A França declarou nesta quarta-feira (15/05) estado de emergência na Nova Caledônia, território ultramarino francês no Oceano Pacífico, 1,5 mil quilômetros a leste da Austrália, após violentos protestos de separatistas deixarem ao menos quatro mortos – um deles membro das forças de segurança francesas.
A medida irá durar ao menos 12 dias e dá às forças policiais mais poderes para controlar a situação no arquipélago, incluindo a possibilidade de prisão domiciliar para pessoas consideradas como uma ameaça à ordem pública e a proibição de protestos.
As medidas anunciadas pelo governo francês também incluem o deslocamento de membros das Forças Armadas para a região, toque de recolher noturno e a suspensão do serviço de vídeos TikTok.
Segundo o governo francês, a última vez em que medidas do tipo foram baixadas foi em 1985.
Os protestos, que acontecem desde a semana passada, surgiram após uma reforma constitucional aprovada pelo Parlamento francês que estendeu o direito ao voto nas eleições regionais a franceses que vivem há mais de dez anos no arquipélago.
Até então, além da população originária, esse direito era reservado apenas a imigrantes que viviam no território desde antes de 1998 e aos filhos deles. Ou seja, os residentes que chegaram da França continental ou de qualquer outro lugar nos últimos 25 anos não têm o direito de participar nas eleições lcoais.
O governo francês classifica a exclusão de uma em cada cinco pessoas do voto como "absurda", enquanto os separatistas temem que a medida acabe diluindo a influência do povo originário Kanak, maior etnia do arquipélago, com 41% de seus 270 mil habitantes. O segundo maior grupo, com 24%, são de pessoas de origem europeia – em sua maioria, franceses.
Opositores da reforma constitucional dizem que ela vai beneficiar políticos pró-França e marginalizar os Kanaks, que no passado sofreram sob políticas rigorosas segregacionistas e discriminação.
Escolas e o aeroporto internacional de Nova Caledônia foram fechados. Na capital Nouméa, onde comércios e veículos foram incendiados, a administração francesa impôs um toque de recolher.

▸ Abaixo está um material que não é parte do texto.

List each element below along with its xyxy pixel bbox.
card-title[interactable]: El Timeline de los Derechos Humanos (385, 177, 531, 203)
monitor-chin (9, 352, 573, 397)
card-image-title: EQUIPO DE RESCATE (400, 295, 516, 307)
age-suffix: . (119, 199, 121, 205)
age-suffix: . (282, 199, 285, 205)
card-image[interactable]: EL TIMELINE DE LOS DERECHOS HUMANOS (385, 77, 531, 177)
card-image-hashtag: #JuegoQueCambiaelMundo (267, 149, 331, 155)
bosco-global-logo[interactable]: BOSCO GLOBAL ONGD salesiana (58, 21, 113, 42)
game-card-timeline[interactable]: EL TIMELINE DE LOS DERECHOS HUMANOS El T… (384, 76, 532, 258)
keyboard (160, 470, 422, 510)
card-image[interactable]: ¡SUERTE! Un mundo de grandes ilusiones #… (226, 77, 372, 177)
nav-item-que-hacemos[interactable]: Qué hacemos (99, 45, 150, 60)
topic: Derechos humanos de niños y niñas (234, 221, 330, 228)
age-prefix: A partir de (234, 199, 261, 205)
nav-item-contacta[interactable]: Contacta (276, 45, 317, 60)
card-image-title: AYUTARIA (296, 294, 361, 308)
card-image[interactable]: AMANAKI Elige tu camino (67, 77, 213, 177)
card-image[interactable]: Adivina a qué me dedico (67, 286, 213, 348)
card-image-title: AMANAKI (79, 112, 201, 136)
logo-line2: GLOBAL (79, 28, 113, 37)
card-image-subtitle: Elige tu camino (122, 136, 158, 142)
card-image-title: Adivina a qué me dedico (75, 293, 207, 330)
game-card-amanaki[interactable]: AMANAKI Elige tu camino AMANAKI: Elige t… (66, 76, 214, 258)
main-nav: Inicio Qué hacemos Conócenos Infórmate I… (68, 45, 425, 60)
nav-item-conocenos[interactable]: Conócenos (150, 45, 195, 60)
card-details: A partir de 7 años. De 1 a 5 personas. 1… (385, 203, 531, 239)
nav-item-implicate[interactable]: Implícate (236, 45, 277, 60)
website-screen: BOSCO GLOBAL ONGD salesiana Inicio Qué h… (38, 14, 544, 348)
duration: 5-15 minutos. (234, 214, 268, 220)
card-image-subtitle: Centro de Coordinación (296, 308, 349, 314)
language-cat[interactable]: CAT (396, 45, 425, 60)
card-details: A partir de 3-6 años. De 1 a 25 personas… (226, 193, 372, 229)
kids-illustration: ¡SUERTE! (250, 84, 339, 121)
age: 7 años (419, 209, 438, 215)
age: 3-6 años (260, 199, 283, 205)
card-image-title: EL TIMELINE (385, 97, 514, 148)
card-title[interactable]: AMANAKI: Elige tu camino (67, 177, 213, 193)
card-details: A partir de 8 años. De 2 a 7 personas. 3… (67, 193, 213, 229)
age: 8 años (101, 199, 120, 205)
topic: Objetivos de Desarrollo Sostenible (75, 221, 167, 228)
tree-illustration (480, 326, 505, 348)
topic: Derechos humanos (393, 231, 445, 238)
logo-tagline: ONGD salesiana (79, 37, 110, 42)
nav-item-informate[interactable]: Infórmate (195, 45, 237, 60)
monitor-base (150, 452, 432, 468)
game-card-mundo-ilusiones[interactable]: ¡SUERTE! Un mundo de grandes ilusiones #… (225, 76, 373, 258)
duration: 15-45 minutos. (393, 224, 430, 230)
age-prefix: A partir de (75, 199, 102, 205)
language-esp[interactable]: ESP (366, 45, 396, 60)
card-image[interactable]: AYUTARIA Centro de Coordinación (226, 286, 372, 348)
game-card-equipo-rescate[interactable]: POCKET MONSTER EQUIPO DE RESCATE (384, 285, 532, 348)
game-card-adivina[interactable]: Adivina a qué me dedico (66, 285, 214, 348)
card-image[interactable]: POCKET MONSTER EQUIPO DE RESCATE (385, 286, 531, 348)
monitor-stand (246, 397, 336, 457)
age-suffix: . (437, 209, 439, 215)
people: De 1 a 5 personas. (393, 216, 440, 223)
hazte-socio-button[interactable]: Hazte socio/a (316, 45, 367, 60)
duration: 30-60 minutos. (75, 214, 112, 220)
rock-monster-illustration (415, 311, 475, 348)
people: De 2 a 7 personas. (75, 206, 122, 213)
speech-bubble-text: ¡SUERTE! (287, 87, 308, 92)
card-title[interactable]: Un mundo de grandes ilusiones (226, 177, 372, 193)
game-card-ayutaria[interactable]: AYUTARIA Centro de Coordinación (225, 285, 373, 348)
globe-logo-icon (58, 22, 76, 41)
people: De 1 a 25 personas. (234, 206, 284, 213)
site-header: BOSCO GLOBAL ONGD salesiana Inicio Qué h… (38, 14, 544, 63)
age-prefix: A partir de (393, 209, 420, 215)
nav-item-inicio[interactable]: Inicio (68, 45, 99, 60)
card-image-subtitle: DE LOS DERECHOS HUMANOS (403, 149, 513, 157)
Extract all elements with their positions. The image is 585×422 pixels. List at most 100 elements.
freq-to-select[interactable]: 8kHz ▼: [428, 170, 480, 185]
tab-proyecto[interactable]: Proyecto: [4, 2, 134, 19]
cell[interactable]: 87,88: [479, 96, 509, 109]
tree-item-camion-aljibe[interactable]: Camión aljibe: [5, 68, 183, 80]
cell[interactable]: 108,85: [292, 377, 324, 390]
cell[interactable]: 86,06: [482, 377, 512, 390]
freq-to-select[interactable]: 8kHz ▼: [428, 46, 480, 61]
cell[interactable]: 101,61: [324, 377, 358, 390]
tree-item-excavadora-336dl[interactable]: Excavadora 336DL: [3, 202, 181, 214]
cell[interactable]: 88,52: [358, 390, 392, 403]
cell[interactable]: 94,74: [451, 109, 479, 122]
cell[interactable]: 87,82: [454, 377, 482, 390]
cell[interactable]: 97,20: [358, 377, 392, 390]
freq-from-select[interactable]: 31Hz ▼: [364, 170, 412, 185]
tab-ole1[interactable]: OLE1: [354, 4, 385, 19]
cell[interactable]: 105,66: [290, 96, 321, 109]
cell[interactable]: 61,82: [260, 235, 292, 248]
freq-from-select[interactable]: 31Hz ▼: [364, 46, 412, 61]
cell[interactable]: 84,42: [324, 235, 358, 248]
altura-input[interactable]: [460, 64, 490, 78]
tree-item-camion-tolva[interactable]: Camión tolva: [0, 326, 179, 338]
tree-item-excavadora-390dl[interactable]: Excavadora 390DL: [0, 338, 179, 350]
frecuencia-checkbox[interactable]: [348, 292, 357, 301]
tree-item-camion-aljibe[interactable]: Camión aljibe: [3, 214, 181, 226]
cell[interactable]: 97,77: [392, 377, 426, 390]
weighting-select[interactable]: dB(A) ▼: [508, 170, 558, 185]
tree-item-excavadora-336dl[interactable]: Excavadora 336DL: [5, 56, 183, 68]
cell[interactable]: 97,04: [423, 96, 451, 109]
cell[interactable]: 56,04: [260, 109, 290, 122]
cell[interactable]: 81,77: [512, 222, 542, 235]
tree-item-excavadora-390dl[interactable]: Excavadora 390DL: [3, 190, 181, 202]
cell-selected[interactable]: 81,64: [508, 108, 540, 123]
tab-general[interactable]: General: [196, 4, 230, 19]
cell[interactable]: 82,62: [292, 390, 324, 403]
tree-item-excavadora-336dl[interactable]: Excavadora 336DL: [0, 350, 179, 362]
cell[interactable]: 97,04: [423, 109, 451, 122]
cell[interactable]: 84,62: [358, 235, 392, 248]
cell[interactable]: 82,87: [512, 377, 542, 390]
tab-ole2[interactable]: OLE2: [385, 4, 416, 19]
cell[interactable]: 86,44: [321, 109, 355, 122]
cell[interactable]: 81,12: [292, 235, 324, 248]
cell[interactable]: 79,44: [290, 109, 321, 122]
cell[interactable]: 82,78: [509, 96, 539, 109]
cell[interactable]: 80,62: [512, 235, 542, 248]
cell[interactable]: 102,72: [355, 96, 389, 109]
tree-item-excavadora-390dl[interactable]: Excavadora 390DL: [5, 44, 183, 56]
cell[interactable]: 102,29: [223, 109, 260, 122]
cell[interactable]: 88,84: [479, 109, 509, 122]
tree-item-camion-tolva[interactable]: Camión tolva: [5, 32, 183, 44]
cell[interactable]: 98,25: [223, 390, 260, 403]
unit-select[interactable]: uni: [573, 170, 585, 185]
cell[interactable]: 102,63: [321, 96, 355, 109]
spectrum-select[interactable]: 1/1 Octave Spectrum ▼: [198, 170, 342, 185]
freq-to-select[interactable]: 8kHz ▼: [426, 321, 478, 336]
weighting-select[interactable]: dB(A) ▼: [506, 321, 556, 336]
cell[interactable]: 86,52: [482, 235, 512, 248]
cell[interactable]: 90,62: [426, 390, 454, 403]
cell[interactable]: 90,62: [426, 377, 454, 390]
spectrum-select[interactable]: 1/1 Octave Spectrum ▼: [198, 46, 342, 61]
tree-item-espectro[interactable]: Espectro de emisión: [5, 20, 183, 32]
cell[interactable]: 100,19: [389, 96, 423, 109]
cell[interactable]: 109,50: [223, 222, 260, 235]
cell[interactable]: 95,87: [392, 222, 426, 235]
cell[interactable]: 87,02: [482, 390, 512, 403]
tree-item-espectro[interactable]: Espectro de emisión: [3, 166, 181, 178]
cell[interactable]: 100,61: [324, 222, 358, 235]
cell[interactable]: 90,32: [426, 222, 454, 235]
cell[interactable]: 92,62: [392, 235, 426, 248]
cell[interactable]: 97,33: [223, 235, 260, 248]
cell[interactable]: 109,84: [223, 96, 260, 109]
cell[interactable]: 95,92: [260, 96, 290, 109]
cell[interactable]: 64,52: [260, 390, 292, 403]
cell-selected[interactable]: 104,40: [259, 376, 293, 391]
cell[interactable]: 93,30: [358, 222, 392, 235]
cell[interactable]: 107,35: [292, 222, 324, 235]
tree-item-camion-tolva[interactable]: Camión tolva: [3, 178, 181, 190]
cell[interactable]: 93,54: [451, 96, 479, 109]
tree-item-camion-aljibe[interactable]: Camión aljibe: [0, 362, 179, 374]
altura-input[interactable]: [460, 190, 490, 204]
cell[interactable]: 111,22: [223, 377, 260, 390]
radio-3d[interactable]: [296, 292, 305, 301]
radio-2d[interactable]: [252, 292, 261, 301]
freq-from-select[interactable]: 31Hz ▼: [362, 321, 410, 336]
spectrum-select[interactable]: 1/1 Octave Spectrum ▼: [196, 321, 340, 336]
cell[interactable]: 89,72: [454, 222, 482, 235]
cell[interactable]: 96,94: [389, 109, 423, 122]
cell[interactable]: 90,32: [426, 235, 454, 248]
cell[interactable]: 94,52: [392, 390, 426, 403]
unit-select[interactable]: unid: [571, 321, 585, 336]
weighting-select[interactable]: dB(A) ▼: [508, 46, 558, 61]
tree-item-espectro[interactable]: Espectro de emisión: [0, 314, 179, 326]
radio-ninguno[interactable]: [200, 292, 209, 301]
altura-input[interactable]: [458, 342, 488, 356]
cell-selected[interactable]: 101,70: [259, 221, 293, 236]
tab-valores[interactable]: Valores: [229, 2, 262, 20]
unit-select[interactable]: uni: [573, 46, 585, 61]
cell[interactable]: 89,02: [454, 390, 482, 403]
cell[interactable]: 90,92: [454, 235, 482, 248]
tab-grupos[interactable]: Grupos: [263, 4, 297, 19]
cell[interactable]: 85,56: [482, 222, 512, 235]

Centenas de reforços policiais foram enviados à região, e mais de 130 pessoas teriam sido presas.
Contexto histórico
Há décadas a Nova Caledônia é palco de tensões entre os Kanaks, que buscam a independência, e descendentes de colonizadores, que querem continuar a ser parte da França.
O arquipélago foi anexado pela França em 1853 e usado como colônia penal até o final do século 19. Na década de 1970, a exploração de níquel aumentou as tensões entre o governo francês e Kanaks independentistas – a região é a terceira maior produtora mundial da commodity, usada principalmente na produção de ligas metálicas.
Um acordo de 1998 apaziguou a situação ao prever a autonomia gradual do arquipélago e restringir o direito de voto de imigrantes – medida essa que agora foi relaxada pelo Parlamento francês.
A independência da França, porém, foi rejeitada em três referendos realizados entre 2018 e 2021 – Kanaks, que receberam cidadania francesa em 1957, boicotaram esta última votação sob o argumento de que ela foi realizada no auge da pandemia. Nas primeiras duas votações, a independência foi rejeitada por uma margem estreita de votos, 56,4% e 53%, respectivamente.
O presidente francês, Emmanuel Macron, disse que líderes da Nova Caledônia teriam até junho para negociar um acordo antes que ele sancione a lei.
O território é de crucial importância para o plano de Macron de aumentar a influência francesa no Pacífico, região onde China e Estados Unidos disputam poder e influência comercial e geopolítica.